Another through her back. The enchantress is hissing, jerking at the weapons. She pulls one free of her neck and blood spills down her shoulder, but the wound closes just like the others in her abdomen.
That one slice in her shoulder remains unhealed, and blood continues to pulse from the wound. I stare at it, but my eyes don’t want to focus and all I can think about is Harper.
Zo grabs the last arrow from the quiver. Her eyes are wide and afraid, but she takes aim.
“Rhen.” Harper tries to limp past Zo to get to me.
“Go!” I cry. I try to get off the bed, but my knees won’t hold me. “Zo—get her out. Get her out.”
“No!” Harper screams.
Lilith stops jerking at the arrows. She’s braced a hand against the floor, and she’s wheezing now. This won’t stop her, though, I know.
It’ll just make it worse.
She grabs Dustan’s lifeless wrist, pulling one of his throwing blades free. I realize what she intends to do, and I leap for her.
I’m too slow to stop the throw, and all I do is affect her aim. The blade doesn’t drive into Harper’s chest or neck—it buries itself in her upper thigh. She falls.
Lilith scrabbles for another.
“Zo!” I call. “Get her out. Get them all out.”
Zo fires her last arrow, and it takes Lilith in the shoulder, throwing her forward. It puts us eye to eye again. But behind her, I see Zo drag Harper into the hallway. Zo is shouting orders at the guards who must be running to assist.
My body is in agony. I can’t stand. I can’t move. But suddenly it’s silent. I’m alone with the enchantress.
For the longest time, I listen to Lilith’s wheezing breath. I listen to my own.
The world begins to go spotty. Blood is pooling on the marble floor around me. Maybe she’s finally done it. Maybe she’s killed me.
But Harper got away. She got out.
Eventually, I hear a sickening pop, and I realize Lilith is pulling the arrows free, one by one.
Pop. Pop. Pop.
I blink at her. Only one eye works. I reach a hand to touch my cheek and find a mass of broken skin and blood. I try not to whimper, and fail. I wish for death to find me.
Lilith leans down and kisses me. There’s blood on her lips. “I like you better like this,” she whispers.

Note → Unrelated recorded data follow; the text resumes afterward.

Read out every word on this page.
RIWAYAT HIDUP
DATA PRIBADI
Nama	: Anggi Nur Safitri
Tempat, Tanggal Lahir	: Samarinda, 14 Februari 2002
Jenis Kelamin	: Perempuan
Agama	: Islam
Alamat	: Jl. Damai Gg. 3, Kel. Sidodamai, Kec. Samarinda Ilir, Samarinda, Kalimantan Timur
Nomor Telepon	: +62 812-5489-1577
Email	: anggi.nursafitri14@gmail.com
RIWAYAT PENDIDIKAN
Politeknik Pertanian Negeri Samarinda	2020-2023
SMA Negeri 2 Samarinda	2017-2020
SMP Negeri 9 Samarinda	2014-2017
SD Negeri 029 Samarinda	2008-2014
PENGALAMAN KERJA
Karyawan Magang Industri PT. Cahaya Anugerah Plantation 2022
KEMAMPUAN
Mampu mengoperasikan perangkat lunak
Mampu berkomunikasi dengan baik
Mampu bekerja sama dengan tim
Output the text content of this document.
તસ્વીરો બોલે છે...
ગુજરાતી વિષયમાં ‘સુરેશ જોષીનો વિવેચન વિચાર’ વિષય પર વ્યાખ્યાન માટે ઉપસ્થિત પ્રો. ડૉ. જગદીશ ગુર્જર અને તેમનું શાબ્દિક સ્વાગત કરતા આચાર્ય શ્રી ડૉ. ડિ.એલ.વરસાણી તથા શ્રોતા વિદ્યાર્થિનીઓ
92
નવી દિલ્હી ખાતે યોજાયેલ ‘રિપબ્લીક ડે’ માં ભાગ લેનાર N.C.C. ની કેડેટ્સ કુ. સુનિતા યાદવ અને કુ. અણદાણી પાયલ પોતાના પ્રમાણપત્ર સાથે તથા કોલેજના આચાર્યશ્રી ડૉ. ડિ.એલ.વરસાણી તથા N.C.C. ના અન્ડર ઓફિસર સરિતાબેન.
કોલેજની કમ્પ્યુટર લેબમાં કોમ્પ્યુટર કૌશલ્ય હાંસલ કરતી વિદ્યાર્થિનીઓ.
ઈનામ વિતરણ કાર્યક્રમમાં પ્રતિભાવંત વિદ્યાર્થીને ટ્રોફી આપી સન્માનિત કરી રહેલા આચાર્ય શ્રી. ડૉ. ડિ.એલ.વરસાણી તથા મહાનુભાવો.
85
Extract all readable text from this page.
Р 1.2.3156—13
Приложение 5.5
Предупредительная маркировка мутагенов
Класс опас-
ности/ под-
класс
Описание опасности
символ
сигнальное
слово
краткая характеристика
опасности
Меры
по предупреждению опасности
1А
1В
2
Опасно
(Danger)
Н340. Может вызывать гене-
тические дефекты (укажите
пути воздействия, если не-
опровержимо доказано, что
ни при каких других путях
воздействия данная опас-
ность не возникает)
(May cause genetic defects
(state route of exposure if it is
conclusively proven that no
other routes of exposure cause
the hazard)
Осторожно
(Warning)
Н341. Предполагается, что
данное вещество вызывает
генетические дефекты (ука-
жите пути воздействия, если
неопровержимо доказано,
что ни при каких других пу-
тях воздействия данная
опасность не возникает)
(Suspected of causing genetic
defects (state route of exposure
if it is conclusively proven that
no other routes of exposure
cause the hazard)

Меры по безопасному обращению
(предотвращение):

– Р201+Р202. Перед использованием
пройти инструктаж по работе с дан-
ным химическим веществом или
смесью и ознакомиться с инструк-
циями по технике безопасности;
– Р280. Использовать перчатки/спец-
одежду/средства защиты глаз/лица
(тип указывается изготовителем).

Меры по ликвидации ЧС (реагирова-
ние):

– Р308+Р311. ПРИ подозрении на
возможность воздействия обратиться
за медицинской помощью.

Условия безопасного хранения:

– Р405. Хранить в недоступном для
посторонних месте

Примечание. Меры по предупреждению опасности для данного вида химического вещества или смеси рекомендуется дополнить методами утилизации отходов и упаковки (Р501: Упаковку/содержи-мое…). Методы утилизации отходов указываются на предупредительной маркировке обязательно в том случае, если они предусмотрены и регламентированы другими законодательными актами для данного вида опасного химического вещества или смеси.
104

She got away. I lock my thoughts on that. Only that. Lilith can do what she wants to me. Harper got away. She’s safe. Zo will keep her safe.
“Finish it,” I breathe.
“Oh, no, Your Highness.” She kisses me again, and my body involuntarily shudders. “You know I need you.” She traces a tongue across my lips. “Now wait here while I go rip out her heart, the way you ripped out mine.”